Member of the Minnesota Senate from the 30th district
- Incumbent
- Assumed office January 3, 2023

Member of the Minnesota House of Representatives from the 30B district
- In office January 6, 2015 – January 3, 2023
- Preceded by: David FitzSimmons

Personal details
- Born: 1977 or 1978 (age 47–48) West Germany
- Party: Republican
- Spouse: Erum
- Alma mater: Metropolitan State University (B.A.S., B.S.) University of Minnesota (M.B.A.)

= Eric Lucero =

American politician

Eric Lucero (born 1977/1978) is a Minnesota politician and member of the Minnesota Senate. A member of the Republican Party of Minnesota, he represents District 30. He previously served in the Minnesota House of Representatives, representing District 30B in east-central Minnesota. Lucero was a successful litigant in an October 2020 lawsuit which prohibited the implementation of a seven-day extension for counting absentee ballots received after Election Day, which had been put in place via emergency powers because of the COVID-19 pandemic.

==Early life==
Lucero attended Metropolitan State University, graduating with a B.A.S. and again with a B.S. He later attended the University of Minnesota, graduating with a M.B.A.

==Minnesota House of Representatives==
Lucero was first elected to the Minnesota House of Representatives in 2014.

Lucero spoke at a “Storm the Capitol” rally in St.

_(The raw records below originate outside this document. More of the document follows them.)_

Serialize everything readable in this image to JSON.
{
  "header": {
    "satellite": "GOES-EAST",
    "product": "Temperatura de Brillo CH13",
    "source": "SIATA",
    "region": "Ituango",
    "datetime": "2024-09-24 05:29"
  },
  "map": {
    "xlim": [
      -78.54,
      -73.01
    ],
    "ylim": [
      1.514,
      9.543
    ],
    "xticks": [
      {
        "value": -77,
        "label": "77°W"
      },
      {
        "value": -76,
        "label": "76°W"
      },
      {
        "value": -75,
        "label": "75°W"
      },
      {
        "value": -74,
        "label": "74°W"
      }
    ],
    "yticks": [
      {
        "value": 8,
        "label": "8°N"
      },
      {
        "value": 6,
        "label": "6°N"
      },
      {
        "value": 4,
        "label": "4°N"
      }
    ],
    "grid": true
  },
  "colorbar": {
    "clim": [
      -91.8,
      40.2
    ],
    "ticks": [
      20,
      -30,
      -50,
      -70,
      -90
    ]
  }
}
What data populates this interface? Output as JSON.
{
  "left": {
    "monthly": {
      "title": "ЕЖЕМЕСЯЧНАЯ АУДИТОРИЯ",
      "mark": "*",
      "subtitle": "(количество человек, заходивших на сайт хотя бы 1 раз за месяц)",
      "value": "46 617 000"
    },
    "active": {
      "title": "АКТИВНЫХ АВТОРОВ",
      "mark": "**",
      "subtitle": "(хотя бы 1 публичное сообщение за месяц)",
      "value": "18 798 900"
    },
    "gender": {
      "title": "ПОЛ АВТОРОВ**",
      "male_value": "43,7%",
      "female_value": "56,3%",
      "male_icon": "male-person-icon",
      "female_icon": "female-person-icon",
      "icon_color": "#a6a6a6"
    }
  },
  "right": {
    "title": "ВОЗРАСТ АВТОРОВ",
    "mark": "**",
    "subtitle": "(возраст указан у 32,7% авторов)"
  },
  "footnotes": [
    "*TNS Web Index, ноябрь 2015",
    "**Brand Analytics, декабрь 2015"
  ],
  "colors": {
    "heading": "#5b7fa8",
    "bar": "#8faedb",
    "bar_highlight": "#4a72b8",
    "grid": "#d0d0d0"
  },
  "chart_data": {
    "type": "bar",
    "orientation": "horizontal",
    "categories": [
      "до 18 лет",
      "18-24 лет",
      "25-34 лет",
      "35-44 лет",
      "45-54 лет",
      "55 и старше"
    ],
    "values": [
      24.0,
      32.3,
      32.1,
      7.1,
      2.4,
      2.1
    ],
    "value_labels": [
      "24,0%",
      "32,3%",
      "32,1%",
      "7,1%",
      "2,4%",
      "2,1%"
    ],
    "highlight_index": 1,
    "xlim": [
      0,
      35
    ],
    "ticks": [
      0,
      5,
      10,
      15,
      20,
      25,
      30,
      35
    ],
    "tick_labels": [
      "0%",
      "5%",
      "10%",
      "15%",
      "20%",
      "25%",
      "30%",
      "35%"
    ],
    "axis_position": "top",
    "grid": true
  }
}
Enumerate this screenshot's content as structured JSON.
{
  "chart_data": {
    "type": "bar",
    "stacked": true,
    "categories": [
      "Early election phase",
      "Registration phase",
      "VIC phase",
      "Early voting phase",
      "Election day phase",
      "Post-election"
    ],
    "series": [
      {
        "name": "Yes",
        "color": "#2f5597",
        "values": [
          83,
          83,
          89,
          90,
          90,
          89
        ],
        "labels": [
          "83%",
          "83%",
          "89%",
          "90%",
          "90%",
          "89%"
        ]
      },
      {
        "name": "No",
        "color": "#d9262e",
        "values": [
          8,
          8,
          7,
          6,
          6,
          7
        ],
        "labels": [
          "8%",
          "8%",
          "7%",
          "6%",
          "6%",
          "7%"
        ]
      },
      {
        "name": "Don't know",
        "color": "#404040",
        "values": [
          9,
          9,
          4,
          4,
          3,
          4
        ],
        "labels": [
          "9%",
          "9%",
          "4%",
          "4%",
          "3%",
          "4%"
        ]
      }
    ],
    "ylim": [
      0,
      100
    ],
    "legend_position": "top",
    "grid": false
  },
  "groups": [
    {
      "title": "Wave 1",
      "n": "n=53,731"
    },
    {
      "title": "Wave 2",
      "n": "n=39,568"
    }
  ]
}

Paul on January 6, 2021, whose attendees cheered the actual storming of the United States Capitol as it was unfolding in real-time.

==Minnesota Senate==
Lucero was elected to the Minnesota Senate in 2022.

On March 17, 2025, he was one of the five Republican authors of a bill, SF2589, that would designate "Trump Derangement Syndrome" as an officially recognized mental illness in Minnesota.

==Promotion of conspiracy theory==
In 2024, Lucero was the chief author of proposed Minnesota legislation inspired by the chemtrails conspiracy theory, on the basis of conspiratorial pseudoscience, with references to made-up phenomena like “xenobiotic electromagnetism and fields.”

==Personal life==
Lucero is married to Erum Lucero. They reside in Dayton, Minnesota.